High-level architecture (~25%) — right components, correct data flow, each component justified.
Deep dive (~30%) — the highest-weighted area. Can you explain how a component works under the hood, not just that it exists?
Trade-off reasoning (~20%) — do you name alternatives and explain why you rejected them?
Communication (~10%) — does the interviewer understand your reasoning in real time? State every decision aloud before drawing it.

Level-specific expectations: An L4/SWE-III candidate who produces a clean high-level architecture with sound choices earns a strong score. An L6/Staff candidate who produces the same answer gets downleveled — at senior levels, interviewers expect proactive discussion of failure modes, cost implications, monitoring strategy, and multi-region considerations without being prompted.

Common Mistakes to Avoid

Jumping straight to the solution. The first 3–5 minutes of clarifying requirements are not a formality — they change the design.
Naming a technology without explaining why. "I'd use Kafka" means nothing without "because we need durable, ordered message delivery with replay capability and 100K+ events/sec."
Ignoring failure modes. What happens when the cache goes down? When a DB node fails? What's the alert threshold? This is what separates people who design systems on paper from people who've operated them in production.
No trade-offs. Every architectural choice is a trade-off. If you're not naming what you gave up, the interviewer assumes you don't know.
Spending too long on one part. Cover the full design first, then go deep on 2–3 components. A 45-minute interview spent entirely on the database schema is a miss.

Get the Most Out of System Design Prep

System design prep pairs well with targeted interview prep.
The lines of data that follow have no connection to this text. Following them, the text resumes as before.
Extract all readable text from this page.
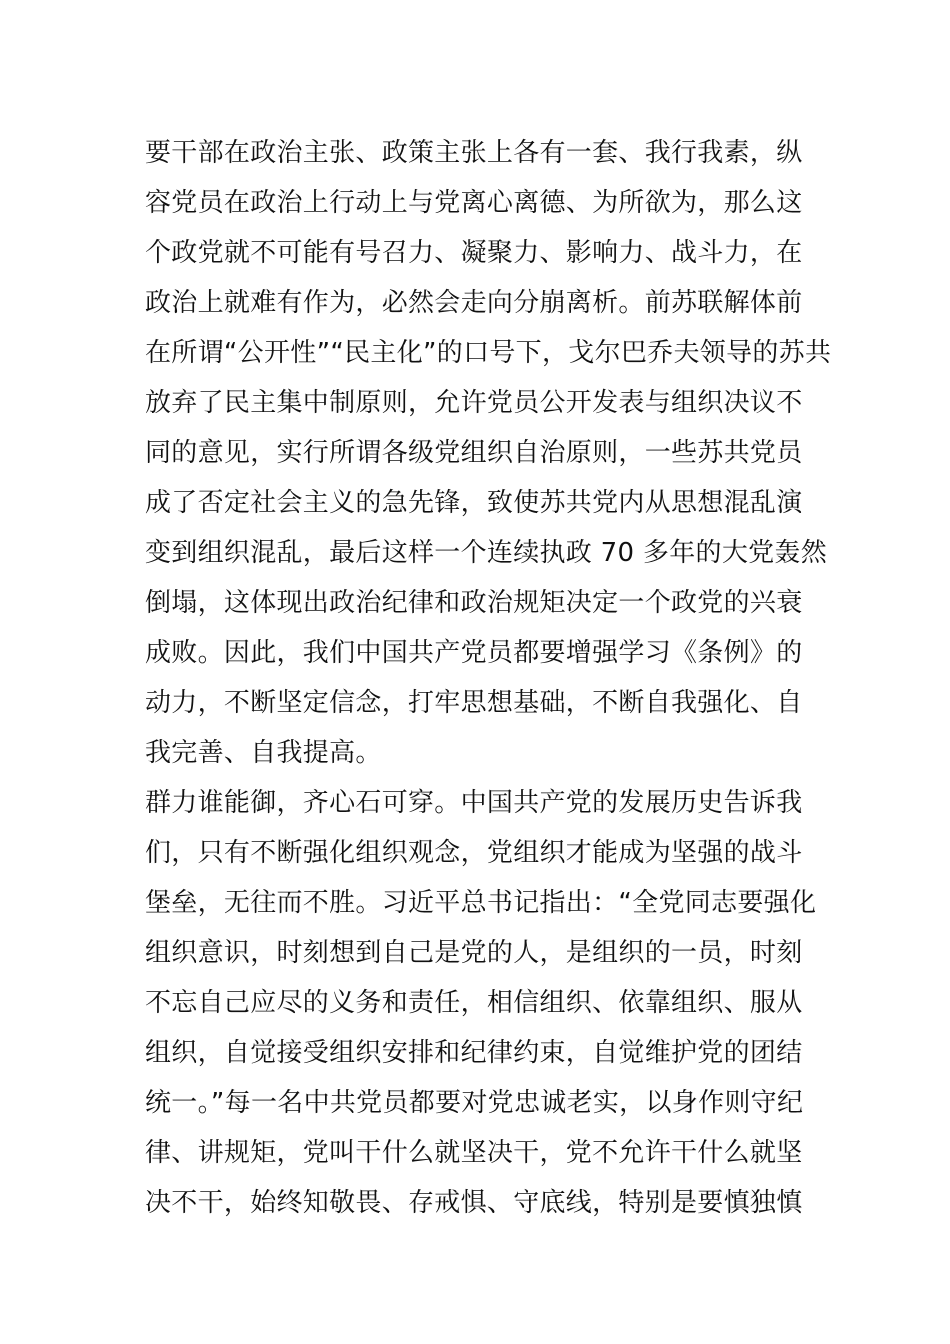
要干部在政治主张、政策主张上各有一套、我行我素，纵
容党员在政治上行动上与党离心离德、为所欲为，那么这
个政党就不可能有号召力、凝聚力、影响力、战斗力，在
政治上就难有作为，必然会走向分崩离析。前苏联解体前
在所谓“公开性”“民主化”的口号下，戈尔巴乔夫领导的苏共
放弃了民主集中制原则，允许党员公开发表与组织决议不
同的意见，实行所谓各级党组织自治原则，一些苏共党员
成了否定社会主义的急先锋，致使苏共党内从思想混乱演
变到组织混乱，最后这样一个连续执政 70 多年的大党轰然
倒塌，这体现出政治纪律和政治规矩决定一个政党的兴衰
成败。因此，我们中国共产党员都要增强学习《条例》的
动力，不断坚定信念，打牢思想基础，不断自我强化、自
我完善、自我提高。
群力谁能御，齐心石可穿。中国共产党的发展历史告诉我
们，只有不断强化组织观念，党组织才能成为坚强的战斗
堡垒，无往而不胜。习近平总书记指出：“全党同志要强化
组织意识，时刻想到自己是党的人，是组织的一员，时刻
不忘自己应尽的义务和责任，相信组织、依靠组织、服从
组织，自觉接受组织安排和纪律约束，自觉维护党的团结
统一。”每一名中共党员都要对党忠诚老实，以身作则守纪
律、讲规矩，党叫干什么就坚决干，党不允许干什么就坚
决不干，始终知敬畏、存戒惧、守底线，特别是要慎独慎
If you're going for Microsoft or enterprise engineering roles, .NET interview questions covers the technical round expectations there too.

Cracking system design gets you past the technical bar. Getting the inside track — knowing your interviewers, understanding the team's priorities, and walking in prepared for *that* conversation — is a separate edge. Articuler's AI meeting prep builds a Playbook on any interviewer: background, recent work, what they care about, and tailored conversation starters. Before you ace the system design round, you can already know who's sitting across from you.

And if you want to skip the apply-and-pray funnel entirely, Articuler's people search lets you find the engineering manager or hiring manager directly — so you can reach out before the interview is even scheduled.

FAQ

How long is a typical system design interview?

Most system design interviews run 45–60 minutes. Aim to spend the first 5 minutes on requirements, 5 minutes on capacity estimates, 15 minutes on high-level design, and 15–20 minutes deep-diving into specific components. Save a few minutes at the end to revisit trade-offs.

Do I need to memorize exact numbers for capacity estimates?

No. Interviewers care that you can reason through scale, not that your numbers are precise. Know rough orders of magnitude: a typical web server handles ~10K req/sec, a relational DB ~10K reads/sec, RAM is ~100× faster than SSD. From there, derive the math live in the interview.

Should I use SQL or NoSQL in my answer?

It depends on the requirements you clarified. SQL (Postgres, MySQL) is the right default when you need ACID transactions or complex joins. NoSQL (Cassandra, DynamoDB, MongoDB) is better for high write throughput, variable schema, or horizontal scaling without complex queries. The key is explaining why, not just which.

How is system design different at senior vs mid-level?

Mid-level candidates are expected to produce a sound high-level design with reasonable component choices. Senior candidates are expected to proactively discuss failure modes, cost reasoning, monitoring strategy, and multi-region resilience — without being asked. The rubric is the same; the bar for each dimension is higher.